Fostering wellbeing through Pastoral Care

Posted 8 November 2019 9:00am

CGGS approaches holistic pastoral care in different ways; one of them is through our Tutor Groups, where the principal relationship between teacher and student is central to delivery. Each tutor approaches skill development in a differentiated manner to best suit the students in their care. Some of the activities in tutor group include mindfulness, emotional literacy, goal setting, gratitude and self-compassion exercises, which are integral to building students’ mental wellbeing.

The CGGS Pastoral Care Program deliberately goes about addressing the wellbeing of its students in many forms using evidence-based research. The time devoted to learning in the mornings, during Tutor Group, is exceptionally valuable in combating the statistics of mental ill health.

Our school psychologist, Dr Abigail Fargher, observed:

As a school psychologist, I have noticed an improvement in student wellbeing/grounding this year. I believe part of this is due to the lengthened tutor group period each morning.

I think this longer period provides time for the students to become grounded and calm prior to a day of learning academically – it means students are having their prefrontal cortex activated (which is necessary for learning, concentration, decision making, etc.) rather than going into a day of learning with their limbic system (anxiety system) activated.

So to me, the tutor group period is an important time of brain activation especially for the more anxious girls, it shifts activity from limbic system to pre-frontal cortex.

A mid-19th century North American ‘factory model school’ form of education is fortunately a thing of the past. An era of pure standardisation and a focus on producing results frequently came at the expense of the individual and what that individual brought to the table. My mother reminisced recently about her experiences of teaching 99 students in Year 5 in Box Hill, Victoria in the late 1950s, post the Melbourne Olympics. As a member of a religious order, Mum was sent from Germany to educate ‘the faithful’ with no classroom furniture, one teacher’s aide and next to no stationery. The three ‘Rs’ - reading, writing and ‘rithmetic - were the central feature of the curriculum.

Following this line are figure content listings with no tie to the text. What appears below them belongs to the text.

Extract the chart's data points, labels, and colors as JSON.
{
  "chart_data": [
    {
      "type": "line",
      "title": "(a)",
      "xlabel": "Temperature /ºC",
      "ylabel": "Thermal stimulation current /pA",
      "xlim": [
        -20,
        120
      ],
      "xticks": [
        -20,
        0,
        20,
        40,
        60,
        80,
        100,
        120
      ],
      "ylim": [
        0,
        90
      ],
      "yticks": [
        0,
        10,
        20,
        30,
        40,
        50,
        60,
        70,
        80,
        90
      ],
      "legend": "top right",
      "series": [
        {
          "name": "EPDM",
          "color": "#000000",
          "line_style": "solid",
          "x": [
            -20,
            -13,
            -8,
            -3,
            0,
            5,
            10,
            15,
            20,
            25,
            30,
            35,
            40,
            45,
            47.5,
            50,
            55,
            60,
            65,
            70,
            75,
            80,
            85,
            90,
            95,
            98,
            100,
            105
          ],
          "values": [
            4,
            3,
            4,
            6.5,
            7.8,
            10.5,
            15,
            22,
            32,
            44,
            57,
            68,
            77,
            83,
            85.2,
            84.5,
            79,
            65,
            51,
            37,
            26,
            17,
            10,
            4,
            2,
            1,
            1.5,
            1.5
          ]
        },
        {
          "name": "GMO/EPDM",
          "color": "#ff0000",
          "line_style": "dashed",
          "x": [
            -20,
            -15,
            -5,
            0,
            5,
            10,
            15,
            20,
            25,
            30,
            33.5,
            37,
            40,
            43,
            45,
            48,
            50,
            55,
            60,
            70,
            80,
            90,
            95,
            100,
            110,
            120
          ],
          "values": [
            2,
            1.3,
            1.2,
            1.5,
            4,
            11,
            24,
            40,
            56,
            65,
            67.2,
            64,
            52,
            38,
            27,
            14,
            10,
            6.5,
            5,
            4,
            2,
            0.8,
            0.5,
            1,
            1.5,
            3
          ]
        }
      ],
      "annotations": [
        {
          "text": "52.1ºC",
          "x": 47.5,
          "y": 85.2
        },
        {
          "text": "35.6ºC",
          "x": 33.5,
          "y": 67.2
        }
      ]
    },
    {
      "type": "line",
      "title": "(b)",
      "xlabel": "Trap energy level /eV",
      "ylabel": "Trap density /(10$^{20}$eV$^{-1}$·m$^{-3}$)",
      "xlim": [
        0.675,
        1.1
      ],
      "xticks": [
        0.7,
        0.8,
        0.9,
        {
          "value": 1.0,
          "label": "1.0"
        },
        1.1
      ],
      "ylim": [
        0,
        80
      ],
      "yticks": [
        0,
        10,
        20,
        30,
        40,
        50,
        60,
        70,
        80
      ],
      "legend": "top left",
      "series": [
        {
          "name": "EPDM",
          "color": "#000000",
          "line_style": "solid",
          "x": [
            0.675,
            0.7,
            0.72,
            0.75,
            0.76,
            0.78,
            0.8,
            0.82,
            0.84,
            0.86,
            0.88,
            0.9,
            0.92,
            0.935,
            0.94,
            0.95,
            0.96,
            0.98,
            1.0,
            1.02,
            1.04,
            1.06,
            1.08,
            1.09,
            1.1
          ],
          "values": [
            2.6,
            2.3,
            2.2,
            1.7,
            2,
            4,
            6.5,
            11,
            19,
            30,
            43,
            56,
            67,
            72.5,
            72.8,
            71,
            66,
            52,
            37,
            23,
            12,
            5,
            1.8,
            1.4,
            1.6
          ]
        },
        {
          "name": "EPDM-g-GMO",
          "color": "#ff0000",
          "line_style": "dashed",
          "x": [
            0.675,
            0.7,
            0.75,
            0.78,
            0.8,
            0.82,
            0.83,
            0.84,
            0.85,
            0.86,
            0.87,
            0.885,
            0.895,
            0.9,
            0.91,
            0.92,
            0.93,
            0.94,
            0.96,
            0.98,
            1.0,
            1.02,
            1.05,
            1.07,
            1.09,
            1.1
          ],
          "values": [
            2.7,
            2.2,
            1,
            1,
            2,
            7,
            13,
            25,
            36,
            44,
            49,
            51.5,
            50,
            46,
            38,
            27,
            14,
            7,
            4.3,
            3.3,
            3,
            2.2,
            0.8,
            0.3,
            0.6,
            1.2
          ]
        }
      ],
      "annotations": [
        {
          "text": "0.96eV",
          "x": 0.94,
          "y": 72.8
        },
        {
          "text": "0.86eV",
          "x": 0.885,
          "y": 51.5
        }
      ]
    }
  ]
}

Education in Australia has fortunately progressed. The days of focussing solely on academics and their measurement in modern education are fast dissipating in an effort to generate effective, adaptable, resilient life-long learners, not individuals skilled for one employment task. ‘Soft skills’ such as application to real-world situations, problem-solving, critical-thinking, perspective building and teamwork are the new norm. Put succinctly, schools are educating for who the student wants to be, not for what job the student wants to do.

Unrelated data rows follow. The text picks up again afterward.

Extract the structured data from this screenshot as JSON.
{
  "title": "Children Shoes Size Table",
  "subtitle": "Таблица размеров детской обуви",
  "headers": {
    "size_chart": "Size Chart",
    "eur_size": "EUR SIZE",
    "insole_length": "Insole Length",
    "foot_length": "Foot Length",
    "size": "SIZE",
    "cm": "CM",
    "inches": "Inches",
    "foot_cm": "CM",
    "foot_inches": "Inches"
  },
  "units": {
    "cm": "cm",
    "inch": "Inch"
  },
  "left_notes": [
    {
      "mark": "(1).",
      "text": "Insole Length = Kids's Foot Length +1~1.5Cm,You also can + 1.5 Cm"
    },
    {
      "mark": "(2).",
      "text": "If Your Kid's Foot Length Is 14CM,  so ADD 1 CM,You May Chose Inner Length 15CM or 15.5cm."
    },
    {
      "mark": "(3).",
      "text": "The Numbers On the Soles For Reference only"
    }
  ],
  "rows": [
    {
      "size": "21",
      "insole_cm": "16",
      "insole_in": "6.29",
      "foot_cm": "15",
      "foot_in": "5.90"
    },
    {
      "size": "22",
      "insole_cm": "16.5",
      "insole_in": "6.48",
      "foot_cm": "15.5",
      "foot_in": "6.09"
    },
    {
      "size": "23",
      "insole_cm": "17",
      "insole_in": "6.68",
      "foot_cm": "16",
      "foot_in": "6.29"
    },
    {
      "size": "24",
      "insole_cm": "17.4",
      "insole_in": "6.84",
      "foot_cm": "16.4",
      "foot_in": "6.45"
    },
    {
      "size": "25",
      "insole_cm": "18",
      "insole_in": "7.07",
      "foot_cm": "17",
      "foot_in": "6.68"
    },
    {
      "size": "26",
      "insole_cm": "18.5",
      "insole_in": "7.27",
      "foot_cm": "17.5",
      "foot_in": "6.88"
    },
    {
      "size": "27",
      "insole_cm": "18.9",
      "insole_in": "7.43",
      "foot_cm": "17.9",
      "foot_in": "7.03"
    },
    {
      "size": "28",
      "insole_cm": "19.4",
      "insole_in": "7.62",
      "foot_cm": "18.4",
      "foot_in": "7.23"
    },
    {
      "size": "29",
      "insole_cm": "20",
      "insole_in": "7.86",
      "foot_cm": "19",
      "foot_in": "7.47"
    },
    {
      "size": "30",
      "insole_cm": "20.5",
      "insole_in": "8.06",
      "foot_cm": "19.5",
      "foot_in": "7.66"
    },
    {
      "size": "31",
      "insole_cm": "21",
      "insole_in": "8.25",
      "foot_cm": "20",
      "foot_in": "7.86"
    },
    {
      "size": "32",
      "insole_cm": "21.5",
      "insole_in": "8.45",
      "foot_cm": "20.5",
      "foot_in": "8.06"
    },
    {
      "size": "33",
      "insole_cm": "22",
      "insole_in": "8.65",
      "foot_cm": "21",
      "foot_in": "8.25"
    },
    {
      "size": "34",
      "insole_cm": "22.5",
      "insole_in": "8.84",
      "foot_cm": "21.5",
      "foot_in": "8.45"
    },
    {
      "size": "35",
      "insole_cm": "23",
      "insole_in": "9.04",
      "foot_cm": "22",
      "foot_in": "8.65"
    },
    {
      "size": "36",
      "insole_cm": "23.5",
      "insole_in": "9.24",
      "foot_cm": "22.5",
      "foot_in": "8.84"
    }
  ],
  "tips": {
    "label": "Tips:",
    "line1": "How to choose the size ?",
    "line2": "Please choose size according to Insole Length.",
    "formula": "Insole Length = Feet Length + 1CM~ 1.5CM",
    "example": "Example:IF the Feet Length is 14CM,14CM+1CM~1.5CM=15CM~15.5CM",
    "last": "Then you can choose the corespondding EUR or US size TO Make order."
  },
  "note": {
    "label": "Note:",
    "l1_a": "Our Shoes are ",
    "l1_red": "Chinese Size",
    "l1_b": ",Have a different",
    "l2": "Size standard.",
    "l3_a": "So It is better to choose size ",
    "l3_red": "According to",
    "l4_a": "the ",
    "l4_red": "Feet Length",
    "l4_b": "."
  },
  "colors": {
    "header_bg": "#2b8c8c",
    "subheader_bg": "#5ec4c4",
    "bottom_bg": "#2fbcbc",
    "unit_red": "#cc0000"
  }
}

But our students face significant challenges, and it is important to note that one in seven young people aged from four to 17 experience a mental health condition in any given year. 13.9% of Australian children and young people met the criteria for a diagnosis of a mental disorder in the last twelve months.[1] In the US, nearly one in three adolescents (31.9%) will meet the criteria for an anxiety disorder by the age of eighteen, with a higher proportion being female.[2]

Mission Australia 2018 Youth Survey Report[3] indicates what issues are of personal concern to young people. Respondents were asked to rate how concerned they were about a number of issues. Here are some of the top answers:

  • Coping with stress was the top issue of concern, with 43.6% of respondents from the ACT indicating that they were either extremely concerned (21.5%) or very concerned (22.1%) about this issue.
  • Mental health was also a highly rated issue of concern for 36.1% of ACT respondents (extremely concerned: 19.1%; very concerned: 17.0%).
  • School or study problems were a major concern for 33.7% of young people from the ACT (extremely concerned: 14.7%; very concerned: 19.0%).
  • One third (33.3%) of young people from the ACT were either extremely concerned (13.8%) or very concerned (19.5%) about body image.

Poor mental health inhibits learning. So while building soft skills in contemporary educational practice, we must also be building skills based on evidence-based research to help prevent and lessen the severity of mental health disorders in young people. Our focus, after all, is on the whole child - even the brightest student cannot learn if they are experiencing mental ill health.

Modern educational institutions are a reflection of the societies in which they operate. Fortunately, CGGS considers the pastoral needs of its charges through proactive interventions designed to benefit the individual and therefore the collective. Ultimately, good mental health is at the foundation of all learning.

Viv Martin
Acting Director of Pastoral Care

Photo at top: Waverley Tutor Mrs Stephanie Spiller and Year 10 student Ashleigh Burns practicing mindfulness during Tutor Group.

[1] Lawrence D, Johnson S, Hafekost J, Boterhoven De Haan K, Sawyer M, Ainley J, Zubrick SR. (2015). The Mental Health of Children and Adolescents. Report on the second Australian Child and Adolescent Survey of Mental Health and Wellbeing. Canberra: Department of Health.

[2] Merikangas K et al (2011) Lifetime Prevalence of Mental Disorders in US Adolescents: Results from the National Comorbidity Study-Adolescent Supplement (NCS-A) -

[3] Carlisle, E et al 2018, Youth Survey Report 2018, Mission Australia.